Beyond the low hanging fruit – how Sierra Agra seeks to scale up its sustainable fruit juice operations in Sierra Leone
Mango supplies in Sierra Leone are abundant. Every year 80% of the annual mango production goes to waste due to little local demand; few international buyers; poor post-harvesting practices; and nearly non-existent processing and transportation infrastructure. Next to mango, Sierra Leone harbors excellent conditions to grow pineapple, coconut, and other high-value fruits. At the same time, farming communities growing these fruits are some of worlds’ poorest – Sierra Leone ranking 181st out of 189 countries on the Global Human Development Index. There is a clear opportunity for sustainable investment in the sector – capturing value that goes to waste, while improving the livelihoods of rural communities in Sierra Leone.
Recognizing that opportunity, Sierra Agra Sierra Leone (SASL) – an organic and fair-trade certified fruit juice buying, processing and exporting company – has been sourcing mangoes since 2016, and later pineapple and coconut from smallholders across the country.
In 2018, SASL, together with IDH, Woord en Daad, and Fairmatch Support (FMS) launched the project ‘Juice worth the Squeeze’. The central objectives include improving the structure of sourcing and the delivery of services to smallholder farmers and expanding the mango, pineapple and coconut sourcing base from 3,500 to 7,000 smallholder farmers – ensuring that Sierra Agra’s business model is both resilient and inclusive.

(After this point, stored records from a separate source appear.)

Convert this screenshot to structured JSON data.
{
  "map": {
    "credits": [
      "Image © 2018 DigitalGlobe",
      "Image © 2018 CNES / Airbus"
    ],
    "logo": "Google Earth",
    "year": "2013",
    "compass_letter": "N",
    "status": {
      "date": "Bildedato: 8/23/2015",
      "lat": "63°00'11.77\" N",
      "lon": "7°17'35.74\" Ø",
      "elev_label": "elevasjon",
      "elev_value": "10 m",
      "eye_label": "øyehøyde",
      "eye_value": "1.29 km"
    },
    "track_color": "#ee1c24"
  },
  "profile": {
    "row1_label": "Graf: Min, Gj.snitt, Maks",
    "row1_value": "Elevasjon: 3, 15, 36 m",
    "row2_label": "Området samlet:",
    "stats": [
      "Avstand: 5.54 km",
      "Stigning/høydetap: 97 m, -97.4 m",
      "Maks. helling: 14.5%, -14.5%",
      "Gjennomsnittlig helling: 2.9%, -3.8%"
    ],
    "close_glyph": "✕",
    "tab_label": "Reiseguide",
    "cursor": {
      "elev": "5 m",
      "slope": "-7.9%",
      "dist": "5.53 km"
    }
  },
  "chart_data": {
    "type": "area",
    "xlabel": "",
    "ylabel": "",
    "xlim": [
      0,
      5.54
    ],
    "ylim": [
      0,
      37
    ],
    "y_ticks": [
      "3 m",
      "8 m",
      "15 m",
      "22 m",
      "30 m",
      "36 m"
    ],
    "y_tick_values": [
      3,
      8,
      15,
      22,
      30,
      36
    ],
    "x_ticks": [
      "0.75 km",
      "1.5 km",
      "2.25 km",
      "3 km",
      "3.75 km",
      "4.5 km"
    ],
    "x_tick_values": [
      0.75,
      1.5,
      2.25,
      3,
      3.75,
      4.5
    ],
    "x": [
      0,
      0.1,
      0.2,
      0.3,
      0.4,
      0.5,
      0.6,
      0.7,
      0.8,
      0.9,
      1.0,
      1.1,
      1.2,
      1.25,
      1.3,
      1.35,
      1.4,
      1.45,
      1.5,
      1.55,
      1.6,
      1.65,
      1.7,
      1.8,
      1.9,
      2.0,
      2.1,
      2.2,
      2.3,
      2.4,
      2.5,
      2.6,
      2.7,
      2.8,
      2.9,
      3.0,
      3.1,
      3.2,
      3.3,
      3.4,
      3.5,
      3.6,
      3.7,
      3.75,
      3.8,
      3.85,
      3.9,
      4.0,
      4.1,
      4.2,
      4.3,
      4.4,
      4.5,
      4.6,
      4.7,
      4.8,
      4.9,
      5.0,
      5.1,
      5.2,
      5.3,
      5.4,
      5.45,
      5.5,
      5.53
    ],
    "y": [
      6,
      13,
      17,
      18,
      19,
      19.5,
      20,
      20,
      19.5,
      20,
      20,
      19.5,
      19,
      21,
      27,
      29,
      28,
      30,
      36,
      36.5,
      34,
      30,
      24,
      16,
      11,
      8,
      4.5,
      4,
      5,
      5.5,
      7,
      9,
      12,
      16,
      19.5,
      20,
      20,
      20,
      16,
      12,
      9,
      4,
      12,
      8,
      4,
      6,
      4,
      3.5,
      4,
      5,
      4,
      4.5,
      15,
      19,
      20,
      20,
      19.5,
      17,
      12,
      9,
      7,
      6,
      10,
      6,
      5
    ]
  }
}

This SDM (Service Delivery Model) analysis has been used to optimize these structures and to better inform the design of the Juice worth the Squeeze project going forward. Next to assessing the business case for farmers and SASL, one of the key questions the analysis shed light on is what are viable investments to improve the utilization-rate of the processing facilities? Multiple investment options, ranging from diversifying the crop portfolio, investing in cold storage and installing ripening chambers have been explored and analyzed.